Justice Department Renews Commitment to Deport Nazi Guard Living in Queens

NEW YORK
Nazi Queens
Hillel Goldman, associate principal of Rambam Mesivta, and students from Rambam Mesivta protest across the street from the house of Nazi concentration camp guard Jakiw Palij, in Jackson Heights, Queens, earlier this month. (AP Photo/Kathy Willens)

The Justice Department renewed its support for deporting a former concentration camp guard who has been living in Queens since the late 1950s.

Polish-born Jakiw Palij, 92, was stripped of his United States citizenship in 2004 for his role in the camp and on grounds that he lied about his Holocaust-era actions in order to enter the United States in 1949. His deportation was ordered but not carried out because the three countries deemed appropriate for his return — Germany, Poland and Ukraine — refused to accept him.

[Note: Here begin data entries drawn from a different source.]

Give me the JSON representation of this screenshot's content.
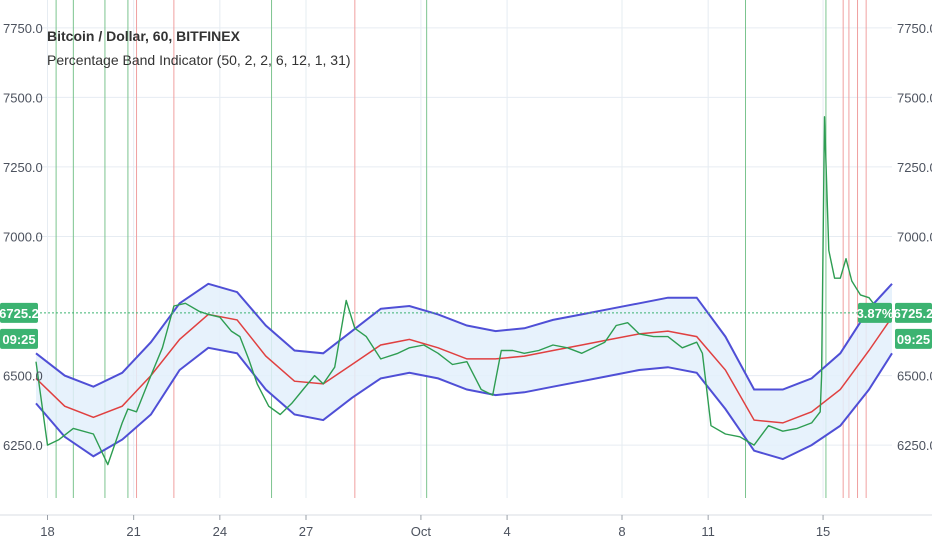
{
  "chart_data": {
    "type": "line",
    "title": "Bitcoin / Dollar, 60, BITFINEX",
    "indicator": "Percentage Band Indicator",
    "indicator_params": "(50, 2, 2, 6, 12, 1, 31)",
    "yticks": [
      "7750.0",
      "7500.0",
      "7250.0",
      "7000.0",
      "6500.0",
      "6250.0"
    ],
    "ytick_values": [
      7750,
      7500,
      7250,
      7000,
      6500,
      6250
    ],
    "ylim": [
      6060,
      7850
    ],
    "xticks": [
      "18",
      "21",
      "24",
      "27",
      "Oct",
      "4",
      "8",
      "11",
      "15"
    ],
    "xtick_positions": [
      0.4,
      3.4,
      6.4,
      9.4,
      13.4,
      16.4,
      20.4,
      23.4,
      27.4
    ],
    "xlim": [
      0,
      29.8
    ],
    "last_price_label": "6725.2",
    "last_price": 6725.2,
    "time_label": "09:25",
    "change_label": "3.87%",
    "grid": true,
    "series": [
      {
        "role": "upper band",
        "x": [
          0,
          1,
          2,
          3,
          4,
          5,
          6,
          7,
          8,
          9,
          10,
          11,
          12,
          13,
          14,
          15,
          16,
          17,
          18,
          19,
          20,
          21,
          22,
          23,
          24,
          25,
          26,
          27,
          28,
          29,
          29.8
        ],
        "values": [
          6580,
          6500,
          6460,
          6510,
          6620,
          6760,
          6830,
          6800,
          6680,
          6590,
          6580,
          6660,
          6740,
          6750,
          6720,
          6680,
          6660,
          6670,
          6700,
          6720,
          6740,
          6760,
          6780,
          6780,
          6640,
          6450,
          6450,
          6490,
          6580,
          6740,
          6830
        ]
      },
      {
        "role": "middle line",
        "x": [
          0,
          1,
          2,
          3,
          4,
          5,
          6,
          7,
          8,
          9,
          10,
          11,
          12,
          13,
          14,
          15,
          16,
          17,
          18,
          19,
          20,
          21,
          22,
          23,
          24,
          25,
          26,
          27,
          28,
          29,
          29.8
        ],
        "values": [
          6490,
          6390,
          6350,
          6390,
          6500,
          6630,
          6720,
          6700,
          6570,
          6480,
          6470,
          6540,
          6610,
          6630,
          6600,
          6560,
          6560,
          6570,
          6590,
          6610,
          6630,
          6650,
          6660,
          6640,
          6520,
          6340,
          6330,
          6370,
          6450,
          6590,
          6710
        ]
      },
      {
        "role": "lower band",
        "x": [
          0,
          1,
          2,
          3,
          4,
          5,
          6,
          7,
          8,
          9,
          10,
          11,
          12,
          13,
          14,
          15,
          16,
          17,
          18,
          19,
          20,
          21,
          22,
          23,
          24,
          25,
          26,
          27,
          28,
          29,
          29.8
        ],
        "values": [
          6400,
          6280,
          6210,
          6270,
          6360,
          6520,
          6600,
          6580,
          6450,
          6360,
          6340,
          6420,
          6490,
          6510,
          6490,
          6450,
          6430,
          6440,
          6460,
          6480,
          6500,
          6520,
          6530,
          6510,
          6380,
          6230,
          6200,
          6250,
          6320,
          6450,
          6580
        ]
      },
      {
        "role": "price",
        "x": [
          0,
          0.4,
          0.8,
          1.3,
          2,
          2.5,
          3,
          3.2,
          3.5,
          4,
          4.4,
          4.8,
          5.2,
          5.7,
          6,
          6.4,
          6.8,
          7.1,
          7.4,
          7.7,
          8.1,
          8.5,
          8.9,
          9.3,
          9.7,
          10,
          10.4,
          10.8,
          11.1,
          11.5,
          12,
          12.6,
          13,
          13.5,
          14,
          14.5,
          15,
          15.5,
          15.9,
          16.2,
          16.6,
          17,
          17.5,
          18,
          18.5,
          19,
          19.4,
          19.8,
          20.2,
          20.6,
          21,
          21.5,
          22,
          22.5,
          23,
          23.2,
          23.5,
          24,
          24.5,
          25,
          25.5,
          26,
          26.5,
          27,
          27.3,
          27.35,
          27.45,
          27.6,
          27.8,
          28,
          28.2,
          28.4,
          28.7,
          29,
          29.3,
          29.6,
          29.8
        ],
        "values": [
          6550,
          6250,
          6270,
          6310,
          6290,
          6180,
          6330,
          6380,
          6370,
          6500,
          6600,
          6750,
          6760,
          6730,
          6720,
          6710,
          6660,
          6640,
          6560,
          6470,
          6390,
          6360,
          6400,
          6450,
          6500,
          6470,
          6530,
          6770,
          6670,
          6640,
          6560,
          6580,
          6600,
          6610,
          6580,
          6540,
          6550,
          6450,
          6430,
          6590,
          6590,
          6580,
          6590,
          6610,
          6600,
          6580,
          6600,
          6620,
          6680,
          6690,
          6650,
          6640,
          6640,
          6600,
          6620,
          6580,
          6320,
          6290,
          6280,
          6250,
          6320,
          6300,
          6310,
          6330,
          6370,
          6500,
          7430,
          6950,
          6850,
          6850,
          6920,
          6840,
          6790,
          6780,
          6740,
          6720,
          6725
        ]
      }
    ],
    "signal_lines": {
      "green_x": [
        0.7,
        1.3,
        2.4,
        3.2,
        8.2,
        13.6,
        24.7,
        27.5
      ],
      "red_x": [
        3.5,
        4.8,
        11.1,
        28.1,
        28.3,
        28.6,
        28.9
      ]
    },
    "colors": {
      "band": "#4f4fd6",
      "band_fill": "#e3f0fb",
      "middle": "#e04040",
      "price": "#2e9d52",
      "signal_green": "#7cc48f",
      "signal_red": "#f0a0a0",
      "grid": "#e6ecf2",
      "axis_text": "#4c525e",
      "price_tag": "#3cb371",
      "price_tag_text": "#ffffff"
    }
  }
}
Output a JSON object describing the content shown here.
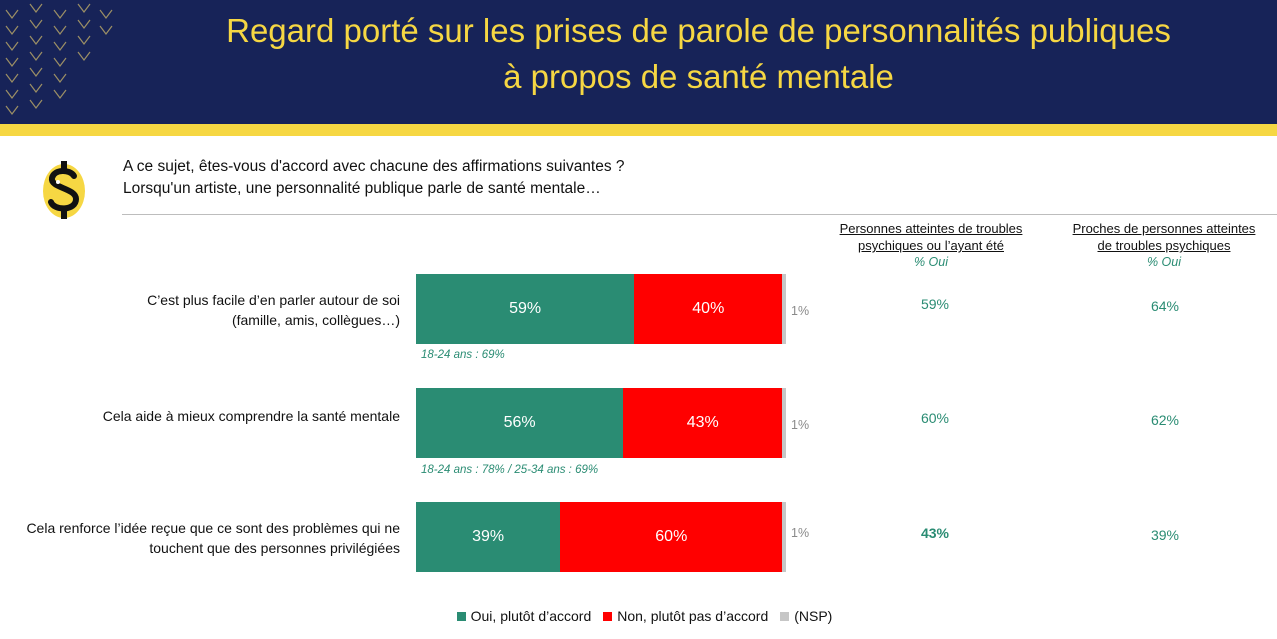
{
  "title": {
    "line1": "Regard porté sur les prises de parole de personnalités publiques",
    "line2": "à propos de santé mentale"
  },
  "question": {
    "line1": "A ce sujet, êtes-vous d'accord avec chacune des affirmations suivantes ?",
    "line2": "Lorsqu'un artiste, une personnalité publique parle de santé mentale…"
  },
  "columns": [
    {
      "title_line1": "Personnes atteintes de troubles",
      "title_line2": "psychiques ou l’ayant été",
      "subtitle": "% Oui"
    },
    {
      "title_line1": "Proches de personnes atteintes",
      "title_line2": "de troubles psychiques",
      "subtitle": "% Oui"
    }
  ],
  "colors": {
    "oui": "#2a8c73",
    "non": "#ff0000",
    "nsp": "#c6c6c6",
    "header_bg": "#172358",
    "header_accent": "#f6d743"
  },
  "chart_data": {
    "type": "bar",
    "orientation": "horizontal",
    "stacked": true,
    "unit": "%",
    "categories": [
      "C’est plus facile d’en parler autour de soi (famille, amis, collègues…)",
      "Cela aide à mieux comprendre la santé mentale",
      "Cela renforce l’idée reçue que ce sont des problèmes qui ne touchent que des personnes privilégiées"
    ],
    "category_lines": [
      [
        "C’est plus facile d’en parler autour de soi",
        "(famille, amis, collègues…)"
      ],
      [
        "Cela aide à mieux comprendre la santé mentale"
      ],
      [
        "Cela renforce l’idée reçue que ce sont des problèmes qui ne",
        "touchent que des personnes privilégiées"
      ]
    ],
    "series": [
      {
        "name": "Oui, plutôt d’accord",
        "values": [
          59,
          56,
          39
        ],
        "labels": [
          "59%",
          "56%",
          "39%"
        ]
      },
      {
        "name": "Non, plutôt pas d’accord",
        "values": [
          40,
          43,
          60
        ],
        "labels": [
          "40%",
          "43%",
          "60%"
        ]
      },
      {
        "name": "(NSP)",
        "values": [
          1,
          1,
          1
        ],
        "labels": [
          "1%",
          "1%",
          "1%"
        ]
      }
    ],
    "notes": [
      "18-24 ans : 69%",
      "18-24 ans : 78% / 25-34 ans : 69%",
      ""
    ],
    "column_values": [
      [
        "59%",
        "64%"
      ],
      [
        "60%",
        "62%"
      ],
      [
        "43%",
        "39%"
      ]
    ],
    "legend_position": "bottom"
  }
}
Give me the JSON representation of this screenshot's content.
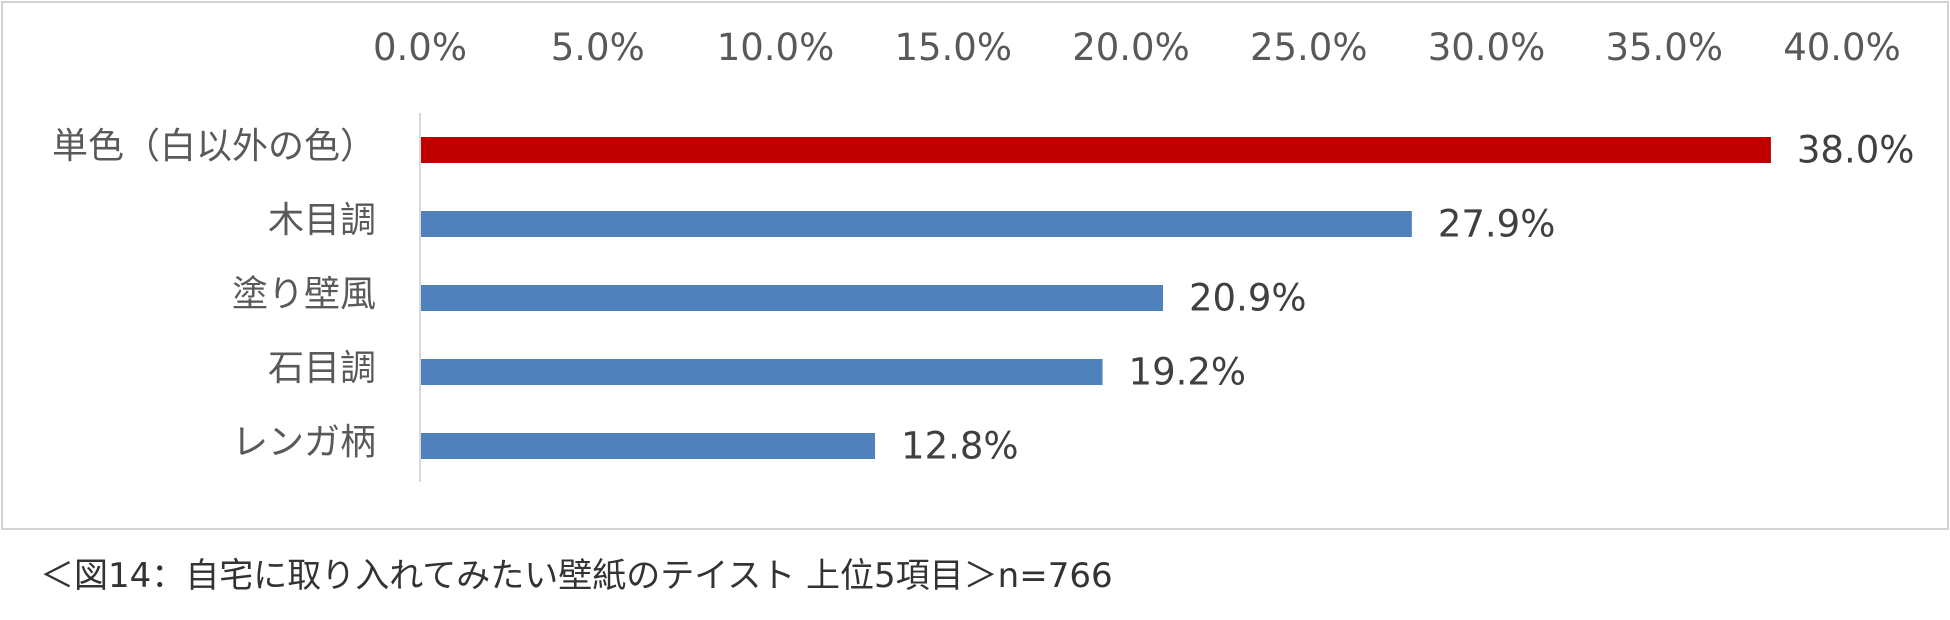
{
  "chart_data": {
    "type": "bar",
    "orientation": "horizontal",
    "categories": [
      "単色（白以外の色）",
      "木目調",
      "塗り壁風",
      "石目調",
      "レンガ柄"
    ],
    "values": [
      38.0,
      27.9,
      20.9,
      19.2,
      12.8
    ],
    "value_labels": [
      "38.0%",
      "27.9%",
      "20.9%",
      "19.2%",
      "12.8%"
    ],
    "bar_colors": [
      "#C00000",
      "#4F81BD",
      "#4F81BD",
      "#4F81BD",
      "#4F81BD"
    ],
    "x_ticks": [
      "0.0%",
      "5.0%",
      "10.0%",
      "15.0%",
      "20.0%",
      "25.0%",
      "30.0%",
      "35.0%",
      "40.0%"
    ],
    "xlim": [
      0,
      40
    ],
    "x_axis_position": "top",
    "grid": false,
    "legend": "none"
  },
  "caption": "＜図14：自宅に取り入れてみたい壁紙のテイスト 上位5項目＞n=766"
}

Recently, elected officials from New York have petitioned the federal government to see that the order is carried out while Palij is still alive. The lastest response, by Assistant Attorney General Stephen Boyd, addresses a letter that was signed by 83 members of the state assembly:

“The Department agrees fully that Palij should not live out his last days in this country. The Department remains committed to ensuring that justice is done in this case as we will continue, in cooperation with our interagency partners, to pursue every avenue for effectuating Palij’s removal.”

Assemblyman Dov Hikind, who has been working to keep the issue of Palij’s unfulfilled deportation order in the public eye for several years, welcomed the statement.

“I have been reaching out to high-level members of the Trump Administration,” he said. “The rights and freedoms we enjoy in America should not extend to those who facilitated the death of countless innocent people. Palij’s presence here mocks the memory of the millions who perished. There is no question of his guilt. It is imperative that someone responsible for Nazi atrocities be held accountable for his crimes, regardless of his age. I will never rest while a Nazi lives comfortably in our country.”

In response to an inquiry from Hamodia as to whether concrete plans are in the works to effect Palij’s deportation, Justice Department spokeswoman Nicole Navas Oxman said that “the Justice Department remains committed to ensuring that justice is done in this case and we will continue to work with our interagency partners to pursue every avenue for effectuating Palij’s removal as expeditiously as possible.”

Palij served as a guard in the Trawniki concentration camp in Nazi-occupied Poland, where several thousand Jews and other prisoners were murdered. He came to America claiming he was a war refugee and was granted citizenship in 1957.

A statement made by the Justice Department at the time of Palij’s citizenship revocation said that he was trained at Trawniki’s training camp in the spring of 1943. On Nov. 3, 1943, more than 6,000 men, women and children incarcerated at Trawniki were killed in one of the largest single massacres of the Holocaust. In his decision ordering Palij’s deportation, a judge wrote that these victims “had spent at least half a year in camps guarded by Trawniki-trained men, including Jakiw Palij.”

The Justice Department said that by acting as a guard, Palij prevented prisoners from escaping, making him at least complicit in their deaths.

In a 2003 interview with The New York Times, Palij said he was forced into service for the Nazis and denied any wrongdoing.

He has lived for decades in the Jackson Heights section of Queens. The area is often touted as one of the most diverse in the country, with a particularly large population of Indians, Pakistanis and immigrants from various South and Central American countries. It was once home to a thriving Jewish community as well, which has dwindled. Somewhat ironically, Palij’s home is about a block away from the neighborhood’s Tifereth Israel shul and two blocks from its now-shuttered Young Israel.

The issue of Palij’s presence in the United States has gained increased attention, partly due to students from the Rambam Mesivta in Lawrence who have staged protests outside his home on several occasions, most recently on November 9, the anniversary of Kristallnacht.

A letter signed by New York State’s entire congressional delegation was sent to Secretary Rex Tillerson, asking the State Department to take action to see that Palij is removed from the country.

America has been largely successful in deporting those who were discovered to have participated in Nazi genocide. The cases that stalled, like Palij’s, were due to the absence of any country willing to accept the suspects in question. Palij was born in what is now Ukraine and spent his time during the Holocaust in occupied Poland, working under the auspices of Germany. Ukraine and Poland have refused to accept him, saying that as there is no specific crime associated with him, they lack a way to prosecute him. Germany, which since the case of John Demjanjuk does prosecute anyone who served in concentration or death camps, has denied responsibility, saying that he was never a German citizen.

“For more than three decades, the Department has tenaciously pursued its mission to expel former Nazi persecutors from this country,” read the Justice Department’s most recent letter. “Since 2005, when the removal order became final, the Department, in cooperation with the Department of State and Homeland Security, has worked to enforce the order. The governments of Ukraine, Germany, and Poland, however, have declined to admit Palij, and no other nation has agreed to accept him.”